Le lièvre dit: - Grand frère hyène, qu'est-ce que tu préfères? Cet unique poisson d'aujourd'hui ou les deux de demain?

Hyène dit: - Ah ! J'attendrai les deux poissons de demain. Tu peux partir avec celui d'aujourd'hui.

Sonsan prend l'unique poisson et part à la maison... Le lendemain, ils vont de nouveau à la pêche et prennent deux poissons. Rien d'autre ensuite.

Sonsan dit encore: - Que choisis-tu? Les deux poissons d'aujourd'hui ou les trois de demain?

Souroukou dit: - Je suis pour les trois de demain. ...

Le petit Sonsan emporte les deux poissons à la maison. Le jour suivant, ils retournent à la pêche et ne prennent que trois poissons... rien de plus.

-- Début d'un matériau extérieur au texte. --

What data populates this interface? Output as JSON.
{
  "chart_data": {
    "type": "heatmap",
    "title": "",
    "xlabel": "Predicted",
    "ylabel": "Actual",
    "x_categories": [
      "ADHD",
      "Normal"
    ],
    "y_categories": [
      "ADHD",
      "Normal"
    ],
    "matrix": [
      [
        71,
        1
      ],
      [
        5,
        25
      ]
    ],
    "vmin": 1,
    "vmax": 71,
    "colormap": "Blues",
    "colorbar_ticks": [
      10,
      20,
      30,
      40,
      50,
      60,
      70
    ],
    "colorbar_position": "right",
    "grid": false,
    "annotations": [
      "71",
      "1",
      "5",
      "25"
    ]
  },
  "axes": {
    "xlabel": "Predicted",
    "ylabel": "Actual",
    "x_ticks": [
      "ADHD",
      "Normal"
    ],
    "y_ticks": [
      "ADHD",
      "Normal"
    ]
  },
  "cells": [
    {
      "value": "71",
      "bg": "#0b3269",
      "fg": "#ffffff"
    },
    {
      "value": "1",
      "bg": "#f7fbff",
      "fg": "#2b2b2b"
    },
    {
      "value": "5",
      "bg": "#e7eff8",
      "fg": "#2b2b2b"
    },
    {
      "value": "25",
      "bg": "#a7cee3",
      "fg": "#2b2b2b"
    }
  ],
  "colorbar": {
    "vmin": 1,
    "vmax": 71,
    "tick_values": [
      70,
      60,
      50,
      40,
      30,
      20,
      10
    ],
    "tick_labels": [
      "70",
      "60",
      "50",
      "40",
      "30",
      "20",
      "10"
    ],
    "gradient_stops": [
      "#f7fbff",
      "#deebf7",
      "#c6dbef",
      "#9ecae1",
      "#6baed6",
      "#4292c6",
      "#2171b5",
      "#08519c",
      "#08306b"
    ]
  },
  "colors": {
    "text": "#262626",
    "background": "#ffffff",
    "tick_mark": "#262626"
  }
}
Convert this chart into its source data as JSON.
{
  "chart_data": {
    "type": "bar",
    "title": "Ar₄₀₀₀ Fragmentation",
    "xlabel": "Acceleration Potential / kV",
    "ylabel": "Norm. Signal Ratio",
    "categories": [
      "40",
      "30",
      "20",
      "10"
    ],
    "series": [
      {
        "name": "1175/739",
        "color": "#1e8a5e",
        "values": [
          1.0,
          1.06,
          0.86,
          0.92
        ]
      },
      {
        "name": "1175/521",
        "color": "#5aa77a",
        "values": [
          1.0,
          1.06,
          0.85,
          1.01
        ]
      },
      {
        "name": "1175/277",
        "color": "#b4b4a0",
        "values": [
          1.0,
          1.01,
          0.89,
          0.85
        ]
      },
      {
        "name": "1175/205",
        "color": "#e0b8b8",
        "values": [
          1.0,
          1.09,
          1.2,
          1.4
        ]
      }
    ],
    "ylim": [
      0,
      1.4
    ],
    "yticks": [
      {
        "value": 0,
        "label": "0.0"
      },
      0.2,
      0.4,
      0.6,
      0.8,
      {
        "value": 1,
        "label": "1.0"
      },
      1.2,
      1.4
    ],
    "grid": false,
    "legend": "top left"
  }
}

Sonsan dit: - Souroukouba, que préfères-tu? Les trois poissons d'aujourd'hui ou les quatre de demain?

- J'attendrai les quatre de demain, dit-il.

Et Sonsan part avec ses trois poissons à la maison. ... Ils repartent à la pêche. Cette fois, ils prennent un gros poisson, énorme, et puis rien.

Le petit Sonsan dit: - Souroukouba, que choisis-tu, ce seul gros poisson d'aujourd'hui ou les deux gros de demain?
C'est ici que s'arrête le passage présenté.